Si la masse liquide du ruisseau n’était pas entraînée vers la mer et restait immobile comme celle d’un lac ou d’un étang, chaque vaguelette concentrique s’y développerait en un rond d’une régularité parfaite ; mais le courant est rapide, les molécules d’eau se déplacent sans cesse, et par conséquent le cercle régulier, comme la ligne droite, devient une pure abstraction. De cette déformation des cercles résulte une variété de plus dans l’entre-croisement des rides. Les inégalités du courant qui entraîne le système entier des ondulations modifient les courbes, soit en les rapprochant, soit en les éloignant les unes des autres ; un obstacle comprime et fronce les vaguelettes ; une impulsion rapide les écarte, les allonge, en polit la surface : aux dimensions de chaque intervalle entre les rides on pourrait calculer exactement la vitesse de tous les petits courants partiels qui composent le grand courant. Sur les hauts fonds où chaque caillou sert de digue pour arrêter le flot, où chaque passage entre deux galets est une écluse à travers laquelle l’eau se précipite, la nappe du ruisseau se trouve divisée en un nombre infini de petits triangles sphériques, réseau de rides qui est en même temps un réseau de lumière et qui fait vibrer et scintiller les pierres éclatantes du fond.

D’ailleurs, ce ne sont pas seulement des corps inertes qui rident la surface du ruisseau, ce sont aussi des êtres vivants qui, en se déplaçant eux-mêmes, déplacent constamment le centre des ondulations. Un poisson qui passe comme un dard donne à l’ensemble des vibrations la forme d’un ovale très-allongé ; l’insecte patineur, qui s’avance par élans successifs, laisse derrière lui deux sillages obliques enfermant des cercles inégaux ; une autre bestiole, une abeille peut-être, tombée du haut d’un arbre, se débat en tournoyant et en agitant ses ailes d’une telle vitesse que l’eau est ridée d’une myriade de lignes vibrantes entre-croisant leurs innombrables cercles : la figure bizarre de géométrie qui s’agite avec tant de vivacité est lentement emportée par le fil du courant ; mais voici qu’elle disparaît tout à coup. D’une bouchée, un poisson vient d’avaler l’insecte et d’arrêter tout son cortège de lignes tournoyantes.

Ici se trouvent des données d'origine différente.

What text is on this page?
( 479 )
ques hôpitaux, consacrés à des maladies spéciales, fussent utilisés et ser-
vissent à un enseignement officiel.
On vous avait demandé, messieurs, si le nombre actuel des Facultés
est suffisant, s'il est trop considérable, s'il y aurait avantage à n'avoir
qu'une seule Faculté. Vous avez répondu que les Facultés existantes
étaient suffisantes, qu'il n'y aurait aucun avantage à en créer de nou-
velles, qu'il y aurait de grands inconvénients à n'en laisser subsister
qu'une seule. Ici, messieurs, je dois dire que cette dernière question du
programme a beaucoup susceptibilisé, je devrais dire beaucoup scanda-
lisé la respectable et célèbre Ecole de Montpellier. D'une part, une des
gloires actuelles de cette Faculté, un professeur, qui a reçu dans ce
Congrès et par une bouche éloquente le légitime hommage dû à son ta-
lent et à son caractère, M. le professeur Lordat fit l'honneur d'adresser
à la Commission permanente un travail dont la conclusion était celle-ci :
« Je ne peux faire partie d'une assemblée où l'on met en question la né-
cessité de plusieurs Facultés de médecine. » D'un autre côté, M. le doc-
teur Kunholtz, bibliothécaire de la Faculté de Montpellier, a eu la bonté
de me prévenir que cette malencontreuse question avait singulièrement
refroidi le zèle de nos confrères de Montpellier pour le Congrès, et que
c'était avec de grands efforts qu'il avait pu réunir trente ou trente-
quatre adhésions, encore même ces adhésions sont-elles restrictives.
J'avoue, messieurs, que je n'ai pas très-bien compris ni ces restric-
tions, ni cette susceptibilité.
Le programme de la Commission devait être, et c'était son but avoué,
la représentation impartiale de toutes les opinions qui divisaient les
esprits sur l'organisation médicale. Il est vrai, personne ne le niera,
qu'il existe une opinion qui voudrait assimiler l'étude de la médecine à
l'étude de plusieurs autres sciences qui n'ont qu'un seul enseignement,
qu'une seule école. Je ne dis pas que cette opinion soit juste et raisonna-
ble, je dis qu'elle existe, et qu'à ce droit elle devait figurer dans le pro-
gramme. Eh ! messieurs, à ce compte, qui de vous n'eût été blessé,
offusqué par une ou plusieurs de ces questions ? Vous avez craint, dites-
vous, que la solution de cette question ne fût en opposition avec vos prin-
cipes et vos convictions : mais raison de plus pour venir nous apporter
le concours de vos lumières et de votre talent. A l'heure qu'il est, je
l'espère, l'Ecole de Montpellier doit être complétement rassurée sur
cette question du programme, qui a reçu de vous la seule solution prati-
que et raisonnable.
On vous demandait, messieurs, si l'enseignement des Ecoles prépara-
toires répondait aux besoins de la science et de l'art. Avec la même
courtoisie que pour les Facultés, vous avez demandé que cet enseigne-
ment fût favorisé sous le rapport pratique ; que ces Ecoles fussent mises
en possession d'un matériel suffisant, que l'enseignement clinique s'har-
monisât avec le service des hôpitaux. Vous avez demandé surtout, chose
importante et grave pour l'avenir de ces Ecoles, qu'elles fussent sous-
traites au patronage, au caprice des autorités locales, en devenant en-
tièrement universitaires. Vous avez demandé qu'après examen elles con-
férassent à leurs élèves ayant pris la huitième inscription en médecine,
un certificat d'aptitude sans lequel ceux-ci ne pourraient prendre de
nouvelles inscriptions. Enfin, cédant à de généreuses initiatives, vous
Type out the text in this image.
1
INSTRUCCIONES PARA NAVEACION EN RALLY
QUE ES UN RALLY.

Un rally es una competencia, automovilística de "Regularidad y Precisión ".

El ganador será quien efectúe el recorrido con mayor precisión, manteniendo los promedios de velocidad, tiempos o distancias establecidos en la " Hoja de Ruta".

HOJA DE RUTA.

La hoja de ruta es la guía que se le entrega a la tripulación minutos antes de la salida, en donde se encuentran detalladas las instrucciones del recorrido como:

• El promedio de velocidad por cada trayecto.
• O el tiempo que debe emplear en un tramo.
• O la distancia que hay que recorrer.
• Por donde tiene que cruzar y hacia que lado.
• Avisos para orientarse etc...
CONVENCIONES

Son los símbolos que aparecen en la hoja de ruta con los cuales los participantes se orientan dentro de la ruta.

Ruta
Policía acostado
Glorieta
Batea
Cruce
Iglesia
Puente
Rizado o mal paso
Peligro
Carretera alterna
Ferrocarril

Et moi aussi, tranquille contemplateur du ruisseau et de ses merveilles, je puis varier à l’infini l’aspect de la surface liquide en laissant ma main tremper dans le flot. Je la promène au hasard et chacun de ses mouvements modifie les ondulations de la nappe changeante. Les rides, les remous, les bouillonnements se déplacent ; tout le régime du cours d’eau varie à ma volonté suivant la position de mon bras, et ces vaguelettes qui se forment sous mes yeux, je les vois se reployer vers le courant, se mêler à d’autres ondulations, de plus en plus affaiblies, mais toujours reconnaissables, se propager jusqu’au tournant du ruisseau. La vue de toutes ces rides obéissantes à l’impulsion de ma main réveille en moi une sorte de joie tranquille mêlée à je ne sais quelle mélancolie. Les petites ondulations que je provoque à la surface de l’eau se propagent au loin, et de vague en vague, jusque dans l’espace indistinct. De même toute pensée vigoureuse, toute parole ferme, tout effort dans le grand combat de la justice et de la liberté se répercutent souvent à l’insu de nous-mêmes, d’homme à homme, de peuple en peuple et pendant la longue suite des âges jusqu’au plus lointain avenir. Mais si je me place à un autre point de vue et que j’envisage de haut la succession des choses, alors l’histoire de l’humanité tout entière n’est plus, suivant l’expression de Helmholz, qu’une ride presque imperceptible sur la mer sans bornes des temps.